Jamais depuis sa fondation en 1972, le parti d’extrême droite n’avait réussi à accéder à cette assemblée, où les deux tiers des sièges renouvelables étaient remis en jeu à la proportionnelle en 2014. Le parti n’a jamais vraiment jugé cette élection stratégique, encore moins évidente, vu la particularité d’une campagne sénatoriale.

David Rachline, le plus jeune sénateur de la Ve République

Les sénatoriales de 2014 restent la réplique logique des municipales du printemps, marquées par une poussée du FN, qui s’implante dans une dizaine de communes.
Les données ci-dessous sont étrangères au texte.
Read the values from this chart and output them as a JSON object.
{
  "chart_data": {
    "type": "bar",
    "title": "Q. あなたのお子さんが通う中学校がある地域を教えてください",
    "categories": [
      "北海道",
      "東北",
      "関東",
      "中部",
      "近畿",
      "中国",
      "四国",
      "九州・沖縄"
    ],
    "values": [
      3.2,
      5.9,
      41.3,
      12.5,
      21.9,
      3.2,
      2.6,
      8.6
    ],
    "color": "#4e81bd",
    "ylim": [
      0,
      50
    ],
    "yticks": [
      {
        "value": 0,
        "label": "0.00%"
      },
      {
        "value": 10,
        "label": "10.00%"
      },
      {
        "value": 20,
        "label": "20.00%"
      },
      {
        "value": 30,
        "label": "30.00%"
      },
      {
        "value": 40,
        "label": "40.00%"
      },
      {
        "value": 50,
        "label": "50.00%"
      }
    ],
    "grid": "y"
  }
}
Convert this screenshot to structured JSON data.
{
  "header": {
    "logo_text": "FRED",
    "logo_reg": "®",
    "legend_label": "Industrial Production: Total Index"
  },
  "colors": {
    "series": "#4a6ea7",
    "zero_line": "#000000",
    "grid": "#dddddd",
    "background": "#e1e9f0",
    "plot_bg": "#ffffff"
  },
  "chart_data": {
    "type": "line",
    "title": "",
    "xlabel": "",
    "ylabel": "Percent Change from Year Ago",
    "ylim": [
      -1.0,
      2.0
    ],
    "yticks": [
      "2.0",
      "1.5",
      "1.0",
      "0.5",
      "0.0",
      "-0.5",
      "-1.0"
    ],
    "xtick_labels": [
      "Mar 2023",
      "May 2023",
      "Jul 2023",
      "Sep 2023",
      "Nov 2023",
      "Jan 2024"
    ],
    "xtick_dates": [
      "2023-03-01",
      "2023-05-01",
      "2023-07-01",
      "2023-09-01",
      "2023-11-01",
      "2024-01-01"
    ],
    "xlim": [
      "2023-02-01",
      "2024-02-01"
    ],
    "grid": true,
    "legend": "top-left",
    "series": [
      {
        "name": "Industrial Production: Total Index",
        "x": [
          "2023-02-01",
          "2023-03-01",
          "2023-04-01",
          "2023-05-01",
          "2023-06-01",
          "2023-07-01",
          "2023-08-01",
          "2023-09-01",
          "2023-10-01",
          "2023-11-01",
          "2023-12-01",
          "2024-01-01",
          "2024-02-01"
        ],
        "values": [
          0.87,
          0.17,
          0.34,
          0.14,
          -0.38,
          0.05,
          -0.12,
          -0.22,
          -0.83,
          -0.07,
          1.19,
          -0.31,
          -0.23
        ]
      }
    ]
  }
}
Dans les Bouches-du-Rhône, la gauche perd un siège au profit de la liste FN de Stéphane Ravier (12,4 % des voix), le nouveau maire du 7e secteur de Marseille. Dans le Var, le FN obtient les suffrages de près de 19 % des grands électeurs et ravit l’un des trois sièges de la droite.

David Rachline, 26 ans, maire de Fréjus depuis six mois, devient le plus jeune sénateur de la Ve République. Tout un symbole. Il est le pendant de Marion Maréchal-Le Pen, élue députée dans le Vaucluse à seulement 22 ans, en 2012. Il s’en est même fallu de peu pour que le parti frontiste décroche un troisième sénateur dans le Vaucluse. La division avec la Ligue du Sud lui a été fatale.

« Plus une seule Assemblée en France n'est interdite au FN »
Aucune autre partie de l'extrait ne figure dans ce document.